De ese modo puede llegarse a la conclusión, por ejemplo, de que el PP ha dado instrucciones a los suyos para que repitan la falacia de que en todos los países del mundo siempre gobierna la lista más votada o que en el PSOE andaluz se ocupan más de rastrear las redes sociales para encontrar alguna metedura de pata de Pablo Iglesias antes de que se le pasara por la cabeza poner en marcha Podemos que de fustigar las fechorías del PP de Valencia, por poner un ejemplo. La última consigna, parece ser, es advertir de un presunto contubernio entre el PP y Podemos, lo que permite adivinar que el PSOE está preparando a los suyos para un pacto con Ciudadanos.
No va a ser desde esta columna donde se descubra el sectarismo de los partidos, muchas veces más extendido entre los militantes que se comportan como disciplinados fans de sus líderes y no como sujetos políticos con opinión propia, que entre sus dirigentes, aunque sí es oportuno reflexionar sobre la manera en que ese sectarismo invade a veces la esfera pública. Porque mientras se limita a las frivolidades que se leen a diario en las redes no supone un problema, pero cuando se extiende al ámbito institucional y acaba afectando a la vida de los ciudadanos pasa a serlo.
Una de las maneras en las que el sectarismo se expresa en la vida institucional es en esa concepción fundacional de la política que invita a comportarse como si todo comenzara desde cero cada vez que un nuevo partido llega al poder, como si la historia de una ciudad o de un país no fuese consecuencia de la herencia, positiva o negativa, que va sedimentando para que el que viene después vaya construyendo a partir de lo que ha dejado su antecesor. O dicho de otra manera, la corrosiva costumbre de afirmar que todo lo que hizo el adversario está mal y por lo tanto no hay nada que no se deba cambiar. Desde el poder, esta concepción sectaria se expresa también no contando con el adversario para ningún tema, ni siquiera con aquellos cuyas consecuencias se van a prolongar más allá de los cuatro años que dura un mandato.

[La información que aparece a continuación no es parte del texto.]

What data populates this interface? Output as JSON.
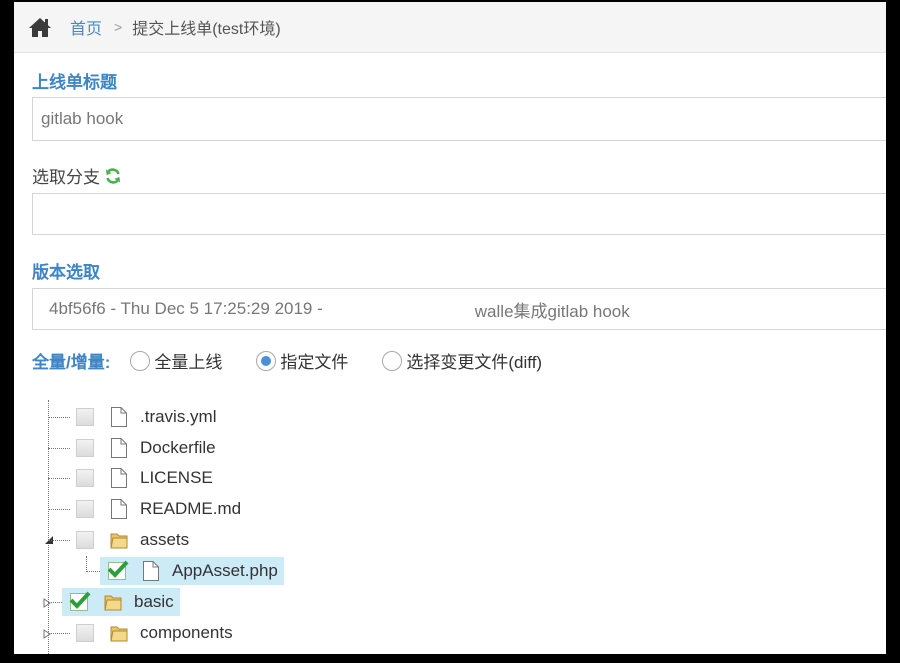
{
  "breadcrumb": {
    "home": "首页",
    "separator": ">",
    "current": "提交上线单(test环境)"
  },
  "form": {
    "title_label": "上线单标题",
    "title_value": "gitlab hook",
    "branch_label": "选取分支",
    "branch_value": "",
    "version_label": "版本选取",
    "version_hash": "4bf56f6 - Thu Dec 5 17:25:29 2019 -",
    "version_message": "walle集成gitlab hook",
    "mode_label": "全量/增量:",
    "mode_options": [
      "全量上线",
      "指定文件",
      "选择变更文件(diff)"
    ],
    "mode_selected_index": 1
  },
  "tree": {
    "items": [
      {
        "name": ".travis.yml",
        "type": "file",
        "checked": false
      },
      {
        "name": "Dockerfile",
        "type": "file",
        "checked": false
      },
      {
        "name": "LICENSE",
        "type": "file",
        "checked": false
      },
      {
        "name": "README.md",
        "type": "file",
        "checked": false
      },
      {
        "name": "assets",
        "type": "folder",
        "checked": false,
        "expanded": true
      },
      {
        "name": "AppAsset.php",
        "type": "file",
        "checked": true,
        "child": true
      },
      {
        "name": "basic",
        "type": "folder",
        "checked": true,
        "expanded": false
      },
      {
        "name": "components",
        "type": "folder",
        "checked": false,
        "expanded": false
      }
    ]
  },
  "colors": {
    "accent": "#3d85c6",
    "selection": "#cdeaf7",
    "refresh": "#4caf50",
    "check": "#2e9e3b"
  }
}
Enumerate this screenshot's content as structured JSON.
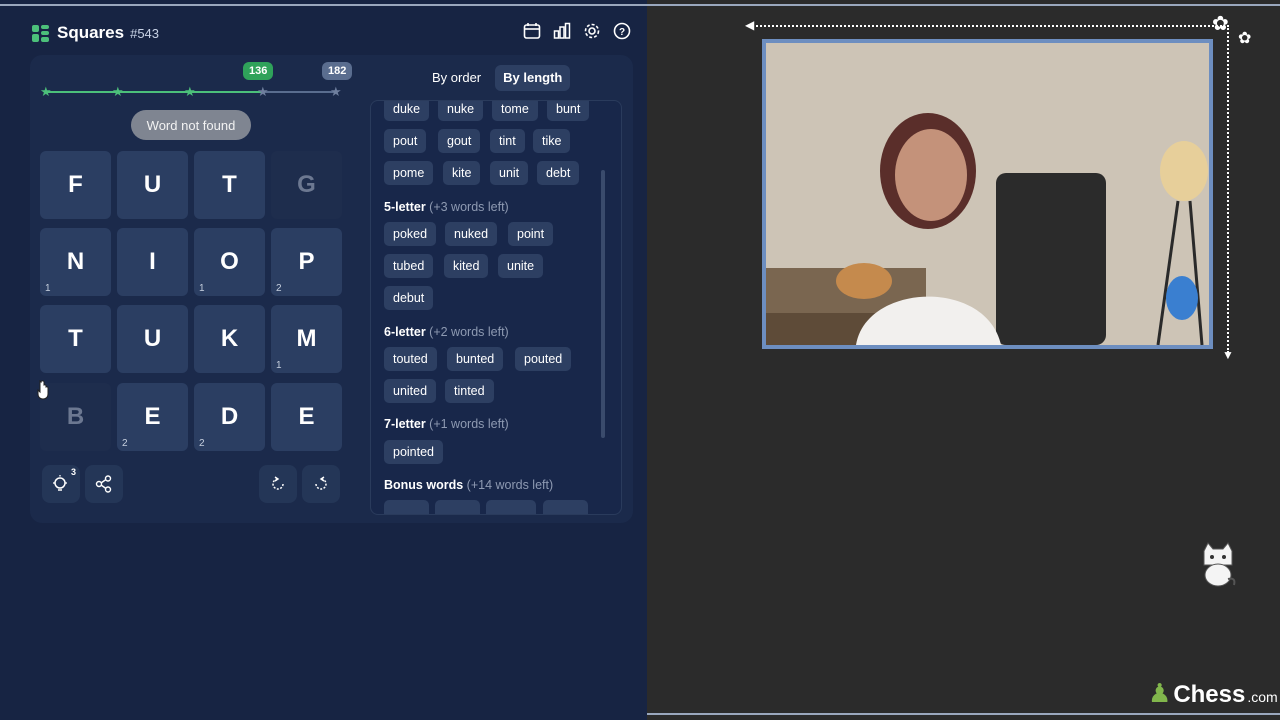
{
  "app": {
    "title": "Squares",
    "number": "#543"
  },
  "header_icons": [
    "calendar-icon",
    "stats-icon",
    "gear-icon",
    "help-icon"
  ],
  "progress": {
    "badge_current": "136",
    "badge_max": "182",
    "fraction": 0.75
  },
  "toast": "Word not found",
  "tabs": {
    "by_order": "By order",
    "by_length": "By length"
  },
  "grid": [
    [
      "F",
      "U",
      "T",
      "G"
    ],
    [
      "N",
      "I",
      "O",
      "P"
    ],
    [
      "T",
      "U",
      "K",
      "M"
    ],
    [
      "B",
      "E",
      "D",
      "E"
    ]
  ],
  "counts": {
    "n": "1",
    "o": "1",
    "p": "2",
    "m": "1",
    "e": "2",
    "d": "2"
  },
  "hint_count": "3",
  "words": {
    "cut_row": [
      "duke",
      "nuke",
      "tome",
      "bunt"
    ],
    "four": [
      "pout",
      "gout",
      "tint",
      "tike",
      "pome",
      "kite",
      "unit",
      "debt"
    ],
    "five_label": "5-letter",
    "five_left": "(+3 words left)",
    "five": [
      "poked",
      "nuked",
      "point",
      "tubed",
      "kited",
      "unite",
      "debut"
    ],
    "six_label": "6-letter",
    "six_left": "(+2 words left)",
    "six": [
      "touted",
      "bunted",
      "pouted",
      "united",
      "tinted"
    ],
    "seven_label": "7-letter",
    "seven_left": "(+1 words left)",
    "seven": [
      "pointed"
    ],
    "bonus_label": "Bonus words",
    "bonus_left": "(+14 words left)"
  },
  "brand": {
    "name": "Chess",
    "suffix": ".com"
  },
  "colors": {
    "accent_green": "#4cc07a",
    "badge_gray": "#5a6d8f",
    "bg": "#172443",
    "tile": "#2b3e62"
  }
}
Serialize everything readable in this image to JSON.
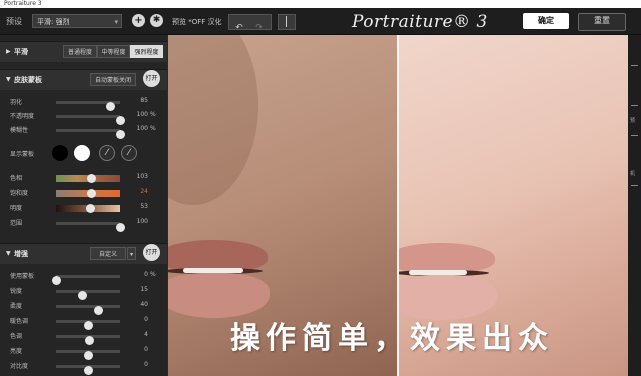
{
  "window": {
    "title": "Portraiture 3"
  },
  "toolbar": {
    "preset_label": "预设",
    "preset_value": "平滑: 强烈",
    "add_icon": "plus-icon",
    "settings_icon": "gear-icon",
    "preview_label": "预览 *OFF 汉化",
    "undo_icon": "undo-icon",
    "redo_icon": "redo-icon",
    "logo_text": "Portraiture® 3",
    "confirm_label": "确定",
    "reset_label": "重置"
  },
  "smoothing": {
    "title": "平滑",
    "buttons": [
      {
        "label": "普通程度",
        "active": false
      },
      {
        "label": "中等程度",
        "active": false
      },
      {
        "label": "强烈程度",
        "active": true
      }
    ]
  },
  "skin_mask": {
    "title": "皮肤蒙板",
    "auto_button": "自动蒙板关闭",
    "toggle_label": "打开",
    "sliders": [
      {
        "label": "羽化",
        "value": "85",
        "unit": "",
        "fraction": 0.85
      },
      {
        "label": "不透明度",
        "value": "100",
        "unit": "%",
        "fraction": 1.0
      },
      {
        "label": "模糊性",
        "value": "100",
        "unit": "%",
        "fraction": 1.0
      }
    ],
    "display_label": "显示蒙板",
    "swatch_colors": [
      "#000000",
      "#ffffff"
    ],
    "color_sliders": [
      {
        "label": "色相",
        "value": "103",
        "fraction": 0.55
      },
      {
        "label": "饱和度",
        "value": "24",
        "fraction": 0.55
      },
      {
        "label": "明度",
        "value": "53",
        "fraction": 0.53
      },
      {
        "label": "范围",
        "value": "100",
        "fraction": 1.0
      }
    ]
  },
  "enhance": {
    "title": "增强",
    "mode_value": "自定义",
    "toggle_label": "打开",
    "sliders": [
      {
        "label": "使用蒙板",
        "value": "0",
        "unit": "%",
        "fraction": 0.0
      },
      {
        "label": "锐度",
        "value": "15",
        "unit": "",
        "fraction": 0.4
      },
      {
        "label": "柔度",
        "value": "40",
        "unit": "",
        "fraction": 0.65
      },
      {
        "label": "暖色调",
        "value": "0",
        "unit": "",
        "fraction": 0.5
      },
      {
        "label": "色调",
        "value": "4",
        "unit": "",
        "fraction": 0.52
      },
      {
        "label": "亮度",
        "value": "0",
        "unit": "",
        "fraction": 0.5
      },
      {
        "label": "对比度",
        "value": "0",
        "unit": "",
        "fraction": 0.5
      }
    ]
  },
  "caption": "操作简单，效果出众",
  "right_labels": [
    "预",
    "机"
  ]
}
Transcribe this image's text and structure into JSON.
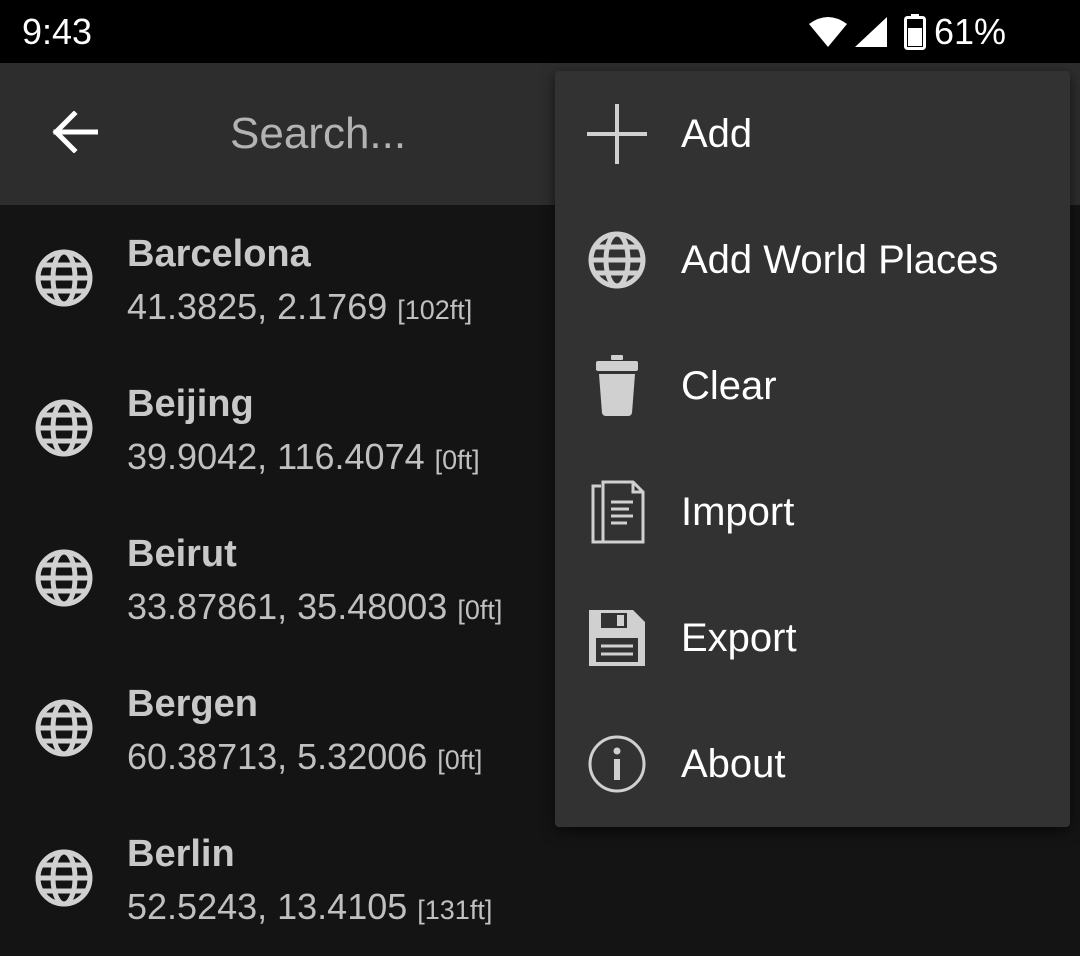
{
  "status_bar": {
    "time": "9:43",
    "battery_percent": "61%",
    "icons": [
      "wifi-icon",
      "signal-icon",
      "battery-icon"
    ]
  },
  "app_bar": {
    "back_icon": "arrow-left-icon",
    "search_placeholder": "Search..."
  },
  "places": [
    {
      "name": "Barcelona",
      "coords": "41.3825, 2.1769",
      "elevation": "[102ft]",
      "icon": "globe-icon"
    },
    {
      "name": "Beijing",
      "coords": "39.9042, 116.4074",
      "elevation": "[0ft]",
      "icon": "globe-icon"
    },
    {
      "name": "Beirut",
      "coords": "33.87861, 35.48003",
      "elevation": "[0ft]",
      "icon": "globe-icon"
    },
    {
      "name": "Bergen",
      "coords": "60.38713, 5.32006",
      "elevation": "[0ft]",
      "icon": "globe-icon"
    },
    {
      "name": "Berlin",
      "coords": "52.5243, 13.4105",
      "elevation": "[131ft]",
      "icon": "globe-icon"
    }
  ],
  "menu": {
    "items": [
      {
        "label": "Add",
        "icon": "plus-icon"
      },
      {
        "label": "Add World Places",
        "icon": "globe-icon"
      },
      {
        "label": "Clear",
        "icon": "trash-icon"
      },
      {
        "label": "Import",
        "icon": "import-icon"
      },
      {
        "label": "Export",
        "icon": "save-icon"
      },
      {
        "label": "About",
        "icon": "info-icon"
      }
    ]
  },
  "colors": {
    "background": "#141414",
    "app_bar": "#2d2d2d",
    "menu_background": "#323232",
    "text_primary": "#ffffff",
    "text_secondary": "#c0c0c0"
  }
}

En la política nacional, la expresión más acabada de esta forma de entender la política es la Educación, cuyo marco normativo se corrige con cada cambio de gobierno, como si fuese posible construir una política de Estado con modificaciones condenadas a ser anuladas a los cuatro o a los ocho años y marcadas más por la identidad ideológica de sus autores que por un análisis de las necesidades del país.
En el ámbito municipal esta concepción de la política fundacional no está ni mucho menos ausente. En 2008, la anterior alcaldesa, Ángeles Muñoz, barrió con la feria del centro y se la llevó al Arroyo de la Represa, una localización en la que estuvo provisionalmente y que cambió dos veces más durante su mandato. Jamás hubo una consulta a la oposición sobre ese asunto. Ahora, el alcalde anuncia que la feria vuelve al centro, por lo que ha llegado la hora de preguntarse si en 2019, en 2023 o cuando sea que haya alternancia volveremos a encontrarnos con una nueva mudanza de las casetas y los cacharros.
La ubicación de la feria no es un asunto que pueda situarse a la cabeza de los problemas más acuciantes que tiene Marbella. Aún así se entiende que para muchos vecinos no se trate de un asunto menor. Por ello sería saludable articular un mecanismo de discusión y consenso para llegar a una solución que no vuelva a dejar la feria de Marbella en una situación de provisionalidad. No es así como se construyen las tradiciones.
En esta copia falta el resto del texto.